REVIEW: People Love Dead Jews, Dara Horn



Despite saying books of essays are hit-or-miss for me, I read a lot of them. Maybe I just keep picking ones that feel essential, in a way, and Dara Horn’s People Love Dead Jews is a collection that reinforces the sad reality that everything old is new again, at least when it comes to Antisemitism.

The attention-grabbing title is a central theme throughout Horn’s essays, of varying length and breadth. She examines the contemporary portrayal of Jewish culture and history in media, and especially the nature of contemporary Antisemitism. I went into this collection expecting to hear what I already knew. I regularly read about extremism and I have my kinda-sorta, tangentially Jewish-ish background. But I did learn a lot here. Especially in Horn’s essay about the Jewish history of Harbin, China. The city is now being furiously restored–maybe to court tourism money or maybe to atone for the Cultural Revolution.

One of my favourite essays was “Fictional Dead Jews”, in which Horn discusses the state of Holocaust fiction. Horn has finally put into words why book-club fodder about the Holocaust makes me feel uncomfortable. Most of the authors are non-Jews, and lots have happy endings or at least some sort of epiphany–something that Horn notes is not present in Holocaust narratives written in Yiddish or Hebrew.

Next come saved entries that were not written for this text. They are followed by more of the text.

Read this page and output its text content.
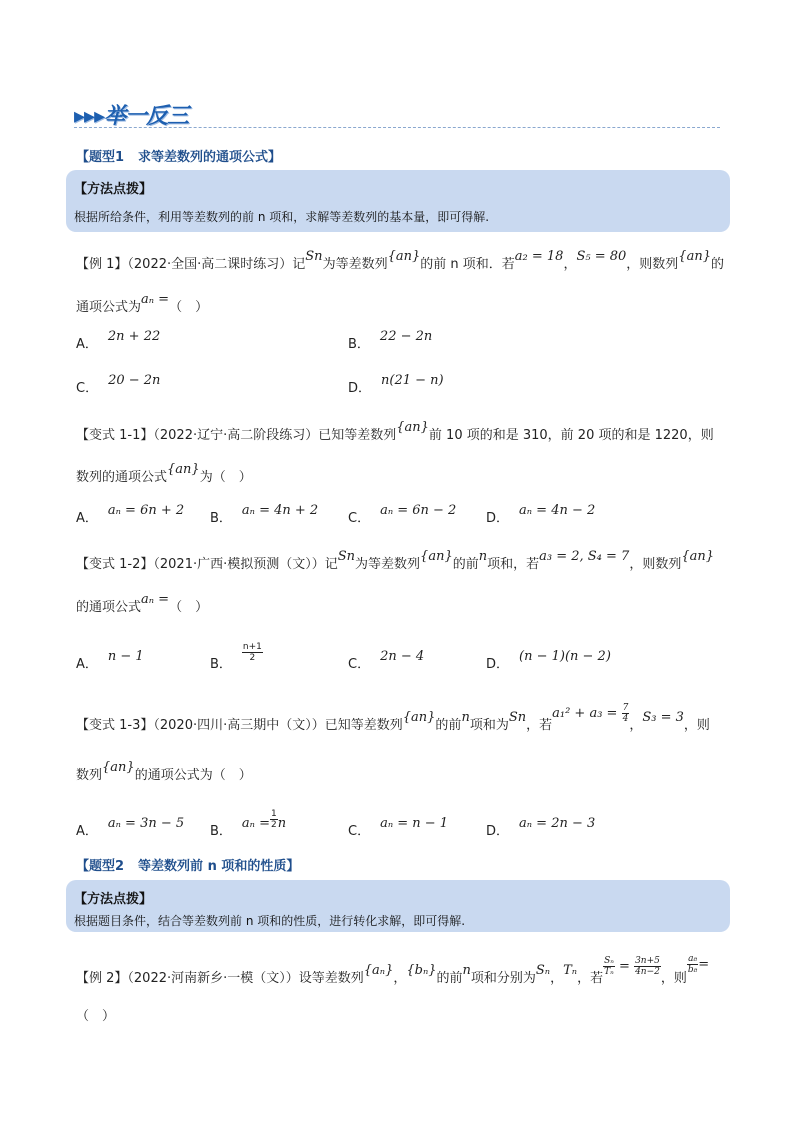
▸▸▸举一反三
【题型1 求等差数列的通项公式】
【方法点拨】
根据所给条件，利用等差数列的前 n 项和，求解等差数列的基本量，即可得解.
【例 1】（2022·全国·高二课时练习）记Sn为等差数列{an}的前 n 项和．若a₂ = 18，S₅ = 80，则数列{an}的
通项公式为aₙ =（　）
A．2n + 22
B．22 − 2n
C．20 − 2n
D．n(21 − n)
【变式 1-1】（2022·辽宁·高二阶段练习）已知等差数列{an}前 10 项的和是 310，前 20 项的和是 1220，则
数列的通项公式{an}为（　）
A．aₙ = 6n + 2
B．aₙ = 4n + 2
C．aₙ = 6n − 2
D．aₙ = 4n − 2
【变式 1-2】（2021·广西·模拟预测（文））记Sn为等差数列{an}的前n项和，若a₃ = 2, S₄ = 7，则数列{an}
的通项公式aₙ =（　）
A．n − 1
B．
$\frac{n+1}{2}$
C．2n − 4
D．(n − 1)(n − 2)
【变式 1-3】（2020·四川·高三期中（文））已知等差数列{an}的前n项和为Sn，若$a_1^2 + a_3 = \frac{7}{4}$
，S₃ = 3，则
数列{an}的通项公式为（　）
A．aₙ = 3n − 5
B．$a_n = \frac{1}{2}$ n
C．aₙ = n − 1
D．aₙ = 2n − 3
【题型2 等差数列前 n 项和的性质】
【方法点拨】
根据题目条件，结合等差数列前 n 项和的性质，进行转化求解，即可得解.
【例 2】（2022·河南新乡·一模（文））设等差数列{aₙ}，{bₙ}的前n项和分别为Sₙ，Tₙ，若
$\frac{\text{Sₙ}}{\text{Tₙ}} = \frac{3n+5}{4n-2}$
，则
$\frac{\text{a₈}}{\text{b₈}}$ =
（　）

These books often feature “good” Gentiles helping the Jewish main characters survive, hide, or escape. But in real life, those officially recognised as the Righteous Among Nations amounts to a fraction of 1% of the population of Europe at the time. Everyone wants to think that they would be a good guy when faced with an environment as devastating as the Third Reich. But Horn proves that very, very few really were.

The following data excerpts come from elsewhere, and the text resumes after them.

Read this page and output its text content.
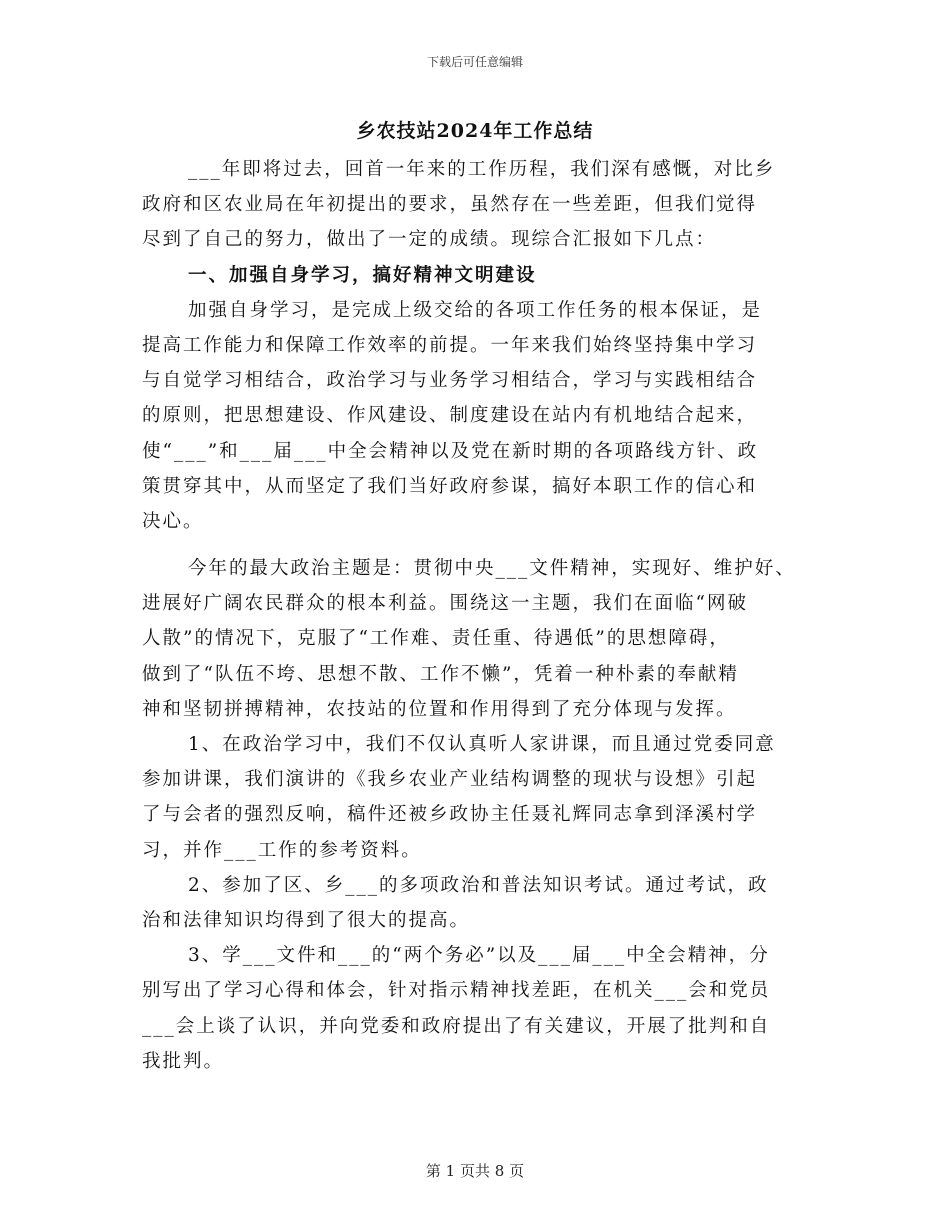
下载后可任意编辑
乡农技站2024年工作总结
___年即将过去，回首一年来的工作历程，我们深有感慨，对比乡
政府和区农业局在年初提出的要求，虽然存在一些差距，但我们觉得
尽到了自己的努力，做出了一定的成绩。现综合汇报如下几点：
一、加强自身学习，搞好精神文明建设
加强自身学习，是完成上级交给的各项工作任务的根本保证，是
提高工作能力和保障工作效率的前提。一年来我们始终坚持集中学习
与自觉学习相结合，政治学习与业务学习相结合，学习与实践相结合
的原则，把思想建设、作风建设、制度建设在站内有机地结合起来，
使“___”和___届___中全会精神以及党在新时期的各项路线方针、政
策贯穿其中，从而坚定了我们当好政府参谋，搞好本职工作的信心和
决心。
今年的最大政治主题是：贯彻中央___文件精神，实现好、维护好、
进展好广阔农民群众的根本利益。围绕这一主题，我们在面临“网破
人散”的情况下，克服了“工作难、责任重、待遇低”的思想障碍，
做到了“队伍不垮、思想不散、工作不懒”，凭着一种朴素的奉献精
神和坚韧拼搏精神，农技站的位置和作用得到了充分体现与发挥。
1、在政治学习中，我们不仅认真听人家讲课，而且通过党委同意
参加讲课，我们演讲的《我乡农业产业结构调整的现状与设想》引起
了与会者的强烈反响，稿件还被乡政协主任聂礼辉同志拿到泽溪村学
习，并作___工作的参考资料。
2、参加了区、乡___的多项政治和普法知识考试。通过考试，政
治和法律知识均得到了很大的提高。
3、学___文件和___的“两个务必”以及___届___中全会精神，分
别写出了学习心得和体会，针对指示精神找差距，在机关___会和党员
___会上谈了认识，并向党委和政府提出了有关建议，开展了批判和自
我批判。
第 1 页共 8 页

Horn argues that people visit death camps “to feel sad, and then feel proud of themselves for feeling sad.” Popular Holocaust fiction seems to function in much the same way. It reinforces what readers already know, and fails to explore how Antisemitism manifests itself beyond genocide. It keeps Nazi ideology framed as an artefact of the past, when it’s anything but. Good nonfiction makes you uncomfortable as its changing your perspective, and this is a book that fulfils that promise.